Re: RFC: KVM: x86/mmu: Eager Page Splitting

From: Paolo Bonzini <pbonzini@redhat.com>
To: David Matlack <dmatlack@google.com>
Cc: kvm list <kvm@vger.kernel.org>, Ben Gardon <bgardon@google.com>,
	Junaid Shahid <junaids@google.com>,
	Sean Christopherson <seanjc@google.com>,
	Oliver Upton <oupton@google.com>,
	Harish Barathvajasankar <hbarath@google.com>,
	Vitaly Kuznetsov <vkuznets@redhat.com>,
	Wanpeng Li <wanpengli@tencent.com>,
	Jim Mattson <jmattson@google.com>, Peter Xu <peterx@redhat.com>,
	Peter Shier <pshier@google.com>
Subject: Re: RFC: KVM: x86/mmu: Eager Page Splitting
Date: Fri, 5 Nov 2021 09:44:14 +0100	[thread overview]
Message-ID: <c9bd3bca-f901-d8db-c23d-5292ab7bd247@redhat.com> (raw)
In-Reply-To: <CALzav=dV_U4r1K9oDq4esb4mpBQDQ2ROQ5zH5wV3KpOaZrRW-A@mail.gmail.com>

On 11/4/21 23:45, David Matlack wrote:
> The goal of this RFC is to get feedback on "Eager Page Splitting",
> an optimization that has been in use in Google Cloud since 2016 to 
> reduce the performance impact of live migration on customer 
> workloads.

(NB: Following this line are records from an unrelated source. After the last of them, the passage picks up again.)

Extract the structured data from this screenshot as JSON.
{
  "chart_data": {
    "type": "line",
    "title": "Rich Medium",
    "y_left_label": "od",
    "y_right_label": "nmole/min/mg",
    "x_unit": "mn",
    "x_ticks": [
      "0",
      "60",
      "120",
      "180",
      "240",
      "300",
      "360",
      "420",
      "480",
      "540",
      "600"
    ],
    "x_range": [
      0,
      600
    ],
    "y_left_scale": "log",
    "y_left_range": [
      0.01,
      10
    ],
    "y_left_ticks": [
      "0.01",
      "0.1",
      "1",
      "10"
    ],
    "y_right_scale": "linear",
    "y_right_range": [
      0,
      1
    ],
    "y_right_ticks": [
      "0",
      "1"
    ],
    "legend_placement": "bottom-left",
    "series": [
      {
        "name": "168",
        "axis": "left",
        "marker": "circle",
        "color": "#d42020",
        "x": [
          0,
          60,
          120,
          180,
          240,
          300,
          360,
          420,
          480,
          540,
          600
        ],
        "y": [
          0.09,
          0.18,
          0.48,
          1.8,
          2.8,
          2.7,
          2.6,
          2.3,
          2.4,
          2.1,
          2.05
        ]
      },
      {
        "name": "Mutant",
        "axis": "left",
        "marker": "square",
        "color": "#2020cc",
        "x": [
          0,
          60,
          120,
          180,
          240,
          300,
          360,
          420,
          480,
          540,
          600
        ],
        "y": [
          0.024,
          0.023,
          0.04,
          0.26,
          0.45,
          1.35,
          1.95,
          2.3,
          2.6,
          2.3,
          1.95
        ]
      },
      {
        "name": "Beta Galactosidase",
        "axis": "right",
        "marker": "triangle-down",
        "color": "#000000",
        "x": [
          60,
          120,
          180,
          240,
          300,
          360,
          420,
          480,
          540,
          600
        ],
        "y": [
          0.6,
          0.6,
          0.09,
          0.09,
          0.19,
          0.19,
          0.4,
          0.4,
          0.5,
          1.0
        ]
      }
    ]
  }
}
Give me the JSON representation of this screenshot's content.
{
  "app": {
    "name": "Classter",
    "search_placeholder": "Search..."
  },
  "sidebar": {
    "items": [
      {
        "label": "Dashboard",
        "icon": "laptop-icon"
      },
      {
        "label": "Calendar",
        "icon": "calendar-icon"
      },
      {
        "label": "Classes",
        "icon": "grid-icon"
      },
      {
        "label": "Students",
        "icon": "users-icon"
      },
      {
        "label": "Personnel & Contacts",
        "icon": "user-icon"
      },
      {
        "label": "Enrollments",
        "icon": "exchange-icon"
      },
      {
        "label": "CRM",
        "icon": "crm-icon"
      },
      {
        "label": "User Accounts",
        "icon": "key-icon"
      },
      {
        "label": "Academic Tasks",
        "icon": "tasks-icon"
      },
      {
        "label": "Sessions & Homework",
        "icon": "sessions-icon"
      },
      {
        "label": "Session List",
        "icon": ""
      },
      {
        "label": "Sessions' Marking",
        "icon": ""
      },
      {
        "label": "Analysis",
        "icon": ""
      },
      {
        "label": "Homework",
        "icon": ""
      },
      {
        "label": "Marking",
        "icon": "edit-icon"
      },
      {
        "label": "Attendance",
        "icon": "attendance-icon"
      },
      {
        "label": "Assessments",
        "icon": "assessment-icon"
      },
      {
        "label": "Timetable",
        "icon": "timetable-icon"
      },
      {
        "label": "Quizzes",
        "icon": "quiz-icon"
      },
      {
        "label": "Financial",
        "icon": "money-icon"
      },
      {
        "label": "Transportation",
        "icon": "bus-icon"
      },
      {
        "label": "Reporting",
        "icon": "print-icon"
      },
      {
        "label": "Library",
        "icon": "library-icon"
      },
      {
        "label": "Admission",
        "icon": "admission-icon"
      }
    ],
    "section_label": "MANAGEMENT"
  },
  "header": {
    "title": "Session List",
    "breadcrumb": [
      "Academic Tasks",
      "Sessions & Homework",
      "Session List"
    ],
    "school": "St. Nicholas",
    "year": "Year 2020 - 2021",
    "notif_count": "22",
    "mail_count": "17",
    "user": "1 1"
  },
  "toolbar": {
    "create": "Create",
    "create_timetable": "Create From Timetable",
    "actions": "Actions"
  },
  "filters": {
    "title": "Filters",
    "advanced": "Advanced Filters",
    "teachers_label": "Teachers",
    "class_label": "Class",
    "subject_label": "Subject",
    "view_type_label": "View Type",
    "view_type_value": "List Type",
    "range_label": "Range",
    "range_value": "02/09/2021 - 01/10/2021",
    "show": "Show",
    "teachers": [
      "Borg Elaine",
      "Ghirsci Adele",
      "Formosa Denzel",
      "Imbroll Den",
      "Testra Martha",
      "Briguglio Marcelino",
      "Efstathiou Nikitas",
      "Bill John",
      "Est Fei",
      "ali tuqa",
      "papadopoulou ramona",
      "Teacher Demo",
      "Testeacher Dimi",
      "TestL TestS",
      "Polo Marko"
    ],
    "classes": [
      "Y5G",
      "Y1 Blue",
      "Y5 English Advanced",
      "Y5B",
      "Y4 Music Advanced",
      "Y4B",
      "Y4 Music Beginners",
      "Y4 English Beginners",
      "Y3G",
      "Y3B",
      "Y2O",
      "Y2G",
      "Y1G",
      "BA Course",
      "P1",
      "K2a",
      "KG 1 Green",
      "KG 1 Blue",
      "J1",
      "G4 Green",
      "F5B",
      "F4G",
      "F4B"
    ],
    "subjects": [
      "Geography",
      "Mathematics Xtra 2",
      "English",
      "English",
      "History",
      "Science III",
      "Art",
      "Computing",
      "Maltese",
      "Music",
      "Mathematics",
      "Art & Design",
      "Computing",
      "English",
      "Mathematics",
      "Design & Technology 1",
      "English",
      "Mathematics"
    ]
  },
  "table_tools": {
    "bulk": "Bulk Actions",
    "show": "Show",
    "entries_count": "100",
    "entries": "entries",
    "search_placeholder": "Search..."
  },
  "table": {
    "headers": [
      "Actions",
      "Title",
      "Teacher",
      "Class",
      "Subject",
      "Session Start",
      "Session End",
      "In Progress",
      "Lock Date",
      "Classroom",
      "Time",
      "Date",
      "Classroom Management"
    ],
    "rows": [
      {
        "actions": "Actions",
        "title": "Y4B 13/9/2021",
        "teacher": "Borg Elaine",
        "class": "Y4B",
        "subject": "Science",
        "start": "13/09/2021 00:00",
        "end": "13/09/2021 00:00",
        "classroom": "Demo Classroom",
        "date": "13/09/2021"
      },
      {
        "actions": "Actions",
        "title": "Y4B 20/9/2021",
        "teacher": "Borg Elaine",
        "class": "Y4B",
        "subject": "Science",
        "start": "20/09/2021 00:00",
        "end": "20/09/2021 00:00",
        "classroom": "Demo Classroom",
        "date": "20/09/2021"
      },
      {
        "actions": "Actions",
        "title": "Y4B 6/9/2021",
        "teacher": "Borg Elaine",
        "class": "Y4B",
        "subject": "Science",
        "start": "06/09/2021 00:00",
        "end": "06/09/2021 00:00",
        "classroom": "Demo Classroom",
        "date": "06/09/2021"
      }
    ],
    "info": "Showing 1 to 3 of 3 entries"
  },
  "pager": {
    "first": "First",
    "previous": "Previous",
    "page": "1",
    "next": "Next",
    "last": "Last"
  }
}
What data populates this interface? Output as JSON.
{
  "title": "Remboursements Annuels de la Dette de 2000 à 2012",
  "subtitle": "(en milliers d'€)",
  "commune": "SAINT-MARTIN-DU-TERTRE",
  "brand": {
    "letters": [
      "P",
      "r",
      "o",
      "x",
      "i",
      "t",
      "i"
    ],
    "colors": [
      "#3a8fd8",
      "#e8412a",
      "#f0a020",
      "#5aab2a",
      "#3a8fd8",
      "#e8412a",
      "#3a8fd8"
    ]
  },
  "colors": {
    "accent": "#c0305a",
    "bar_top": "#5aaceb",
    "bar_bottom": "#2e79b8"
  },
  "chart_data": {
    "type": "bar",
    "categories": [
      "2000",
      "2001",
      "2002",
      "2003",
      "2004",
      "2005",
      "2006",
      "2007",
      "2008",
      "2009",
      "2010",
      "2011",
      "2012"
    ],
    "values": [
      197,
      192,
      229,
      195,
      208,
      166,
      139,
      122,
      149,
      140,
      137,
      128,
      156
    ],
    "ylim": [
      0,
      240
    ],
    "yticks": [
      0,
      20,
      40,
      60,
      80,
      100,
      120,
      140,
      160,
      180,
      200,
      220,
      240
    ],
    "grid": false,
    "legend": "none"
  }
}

We wanted to get feedback on the feature before delving 
> too far into porting it to the latest upstream kernel for submission.
> If there is interest in adding this feature to KVM we plan to follow
> up in the coming months with patches.

Hi David!

I'm definitely interested in eager page splitting upstream, but with a
twist: in order to limit the proliferation of knobs, I would rather
enable it only when KVM_DIRTY_LOG_INITIALLY_SET is set, and do the split
on the first KVM_CLEAR_DIRTY_LOG ioctl.

Initially-all-set does not require write protection when dirty logging
is enabled; instead, it delays write protection to the first
KVM_CLEAR_DIRTY_LOG.  In fact, I believe that eager page splitting can
be enabled unconditionally for initial-all-set.  You would still have
the benefit of moving the page splitting out of the vCPU run
path; and because you can smear the cost of splitting over multiple
calls, most of the disadvantages go away.

Initially-all-set is already the best-performing method for bitmap-based
dirty page tracking, so it makes sense to focus on it.  Even if Google
might not be using initial-all-set internally, adding eager page
splitting to the upstream code would remove most of the delta related to
it.  The rest of the delta can be tackled later; I'm not super
interested in adding eager page splitting for the older methods (clear
on KVM_GET_DIRTY_LOG, and manual-clear without initially-all-set), but
it should be useful for the ring buffer method and that *should* share
most of the code with the older methods.

> In order to avoid allocating while holding the MMU lock, vCPUs 
> preallocate everything they need to handle the fault and store it in 
> kvm_mmu_memory_cache structs. Eager Page Splitting does the same 
> thing but since it runs outside of a vCPU thread it needs its own 
> copies of kvm_mmu_memory_cache structs. This requires refactoring the
> way kvm_mmu_memory_cache structs are passed around in the MMU code
> and adding kvm_mmu_memory_cache structs to kvm_arch.

That's okay, we can move more arguments to structs if needed in the same
was as struct kvm_page_fault; or we can use kvm_get_running_vcpu() if
it's easier or more appropriate.

> * Increases the duration of the VM ioctls that enable dirty logging. 
> This does not affect customer performance but may have unintended 
> consequences depending on how userspace invokes the ioctl. For 
> example, eagerly splitting a 1.5TB memslot takes 30 seconds.

This issue goes away (or becomes easier to manage) if it's done in
KVM_CLEAR_DIRTY_LOG.

> "RFC: Split EPT huge pages in advance of dirty logging" [1] was a 
> previous proposal to proactively split large pages off of the vCPU 
> threads. However it required faulting in every page in the migration 
> thread, a vCPU-like thread in QEMU, which requires extra userspace 
> support and also is less efficient since it requires faulting.

Yeah, this is best done on the kernel side.

> The last alternative is to perform dirty tracking at a 2M 
> granularity. This would reduce the amount of splitting work required
>  by 512x, making the current approach of splitting on fault less 
> impactful to customer performance. We are in the early stages of 
> investigating 2M dirty tracking internally but it will be a while 
> before it is proven and ready for production. Furthermore there may 
> be scenarios where dirty tracking at 4K would be preferable to reduce
> the amount of memory that needs to be demand-faulted during precopy.

Granularity of dirty tracking is somewhat orthogonal to this anyway,
since you'd have to split 1G pages down to 2M.  So please let me know if
you're okay with the above twist, and let's go ahead with the plan!

Paolo